Trace Duration: time in seconds the trace was captured;
Successful requests: number of requests resulted in success during that capture from that instance;
Total Requests: total number of requests during capture from that instance;
50th percentile: average response time that 50% of the requests took long time;
Avg CPU % (instance): This is the average CPU during that time for all processes from the instance (Operating system processes + website processes); NOTE: If the avg CPU exceeds 70%, this is a potential cause of the slow request.
Trace File: source of the trace file – combination of the Instance name + process name + PID + Time of the capture compressed in a .zip file;
Number of Processors: Number of CPU cores the instance has;
Failed requests: Number of requests with failures during the capture from that instance;
RPS requests per second: number of requests/second the application got during the trace;
90th percentile: average response time that 90% of the requests took long time;
CPU % (this process): This shows the percentage of the CPU only for the process the capture was performed (w3wp.exe);
Instance name: it helps you to identify if the instance you observe slowness matches with the instance you are checking the report;
Incomplete requests: This shows the number of requests that didn’t finish during the data capture;
Average Response time: This is the number of requests split by the sum of response times of the requests (Number of requests/sum of the time taken of all requests);
95th percentile: average response time that 95% of the requests took long time.
Checking the slow requests
Once the CPU is considerebly lower, we can dig at requests and thread level.
NOTE: the above “Platform” and “Network” parts are related to the worker instance your website is running. They don’t consider the Vnet or internet traffic out of the IIS instance.
The above report shows that most of the slowness comes from app’s code (AspNetCoreModuleV2). It also shows the URL and the time taken of the top 100 slowest requests.

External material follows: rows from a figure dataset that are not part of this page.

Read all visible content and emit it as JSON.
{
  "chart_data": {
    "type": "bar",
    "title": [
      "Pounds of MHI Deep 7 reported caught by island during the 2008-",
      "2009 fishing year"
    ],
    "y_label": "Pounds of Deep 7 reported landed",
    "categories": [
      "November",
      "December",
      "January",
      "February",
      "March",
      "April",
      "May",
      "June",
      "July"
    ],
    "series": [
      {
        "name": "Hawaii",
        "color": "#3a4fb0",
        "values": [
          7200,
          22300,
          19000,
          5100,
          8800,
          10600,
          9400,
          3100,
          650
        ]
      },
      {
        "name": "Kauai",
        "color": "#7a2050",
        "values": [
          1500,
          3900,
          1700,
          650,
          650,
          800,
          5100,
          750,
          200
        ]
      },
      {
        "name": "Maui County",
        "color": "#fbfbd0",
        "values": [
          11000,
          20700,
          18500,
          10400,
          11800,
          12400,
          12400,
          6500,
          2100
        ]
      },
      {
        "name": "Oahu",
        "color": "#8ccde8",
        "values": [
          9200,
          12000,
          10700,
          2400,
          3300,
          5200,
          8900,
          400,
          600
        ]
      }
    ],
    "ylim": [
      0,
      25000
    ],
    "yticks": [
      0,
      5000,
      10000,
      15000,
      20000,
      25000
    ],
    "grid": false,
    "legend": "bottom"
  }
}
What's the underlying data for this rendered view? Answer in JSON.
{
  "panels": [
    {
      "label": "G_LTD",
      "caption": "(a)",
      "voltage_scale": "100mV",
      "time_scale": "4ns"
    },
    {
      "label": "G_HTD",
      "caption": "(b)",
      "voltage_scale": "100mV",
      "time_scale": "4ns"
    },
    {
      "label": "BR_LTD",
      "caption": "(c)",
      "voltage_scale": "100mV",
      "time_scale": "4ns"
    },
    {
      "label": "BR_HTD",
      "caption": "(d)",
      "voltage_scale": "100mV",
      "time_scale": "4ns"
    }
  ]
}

Exploring the request at thread level
Considering it’s a .Net Core app, we must use the “.Net Core Slow Request” tab.
NOTE: the thread information is available only for asynchronous requests, however you still can see some information grouped by activity because the CLR uses tasks and groups them by tasks.
Once we click on the “Stack Trace” it will open the request at thread level showing the threads, the time spent.
It’s important to look for the activity with long time taken.
- BLOCKED_TIME
This means the thread is waiting for something to continue processing the request.
NOTE: the above lab was intentionally calling “Thread.sleep” for 8 seconds.
We see the thread spent 8006 miliseconds in BLOCKED_TIME.
If your request is related to a dependency (database or other service/site), that means the thread is waiting for data to be returned, and then, continuing to process the request. Notice after 8006 miliseconds, the IIS pipeline processes the request quickly (from 8006 to 8030 miliseconds)
- AWAIT_TIME
You may see part of the time taken in the above status. This is not common in production workloads, however, if you see that, that means the app has an explicit call for waiting specific time to continue processing the request.
- Empty Stack Trace
There are some few scenarios where the stack trace details will not be available.
-
the request didn’t finish in that profiler trace capture
-
request stuck in ASP.Net Session State module - this can be for several reasons:
- Multiple requests using the same session ID
- Storing session OutProc session store (SQL, Redis cache) and the session provider is introducing delays.
CPU Stacks tab
Using this tab, you can identify which processes and threads are consuming more CPU.
The above screenshot shows us the CPU at machine level and the process consuming more CPU at that time.
Exploring the Stack, it shows you the code related to that part and the CPU percentage.
Here in this lab, we see the String.Concat was the cause of the high CPU – 79% of the CPU from that Process ID that time was from that method.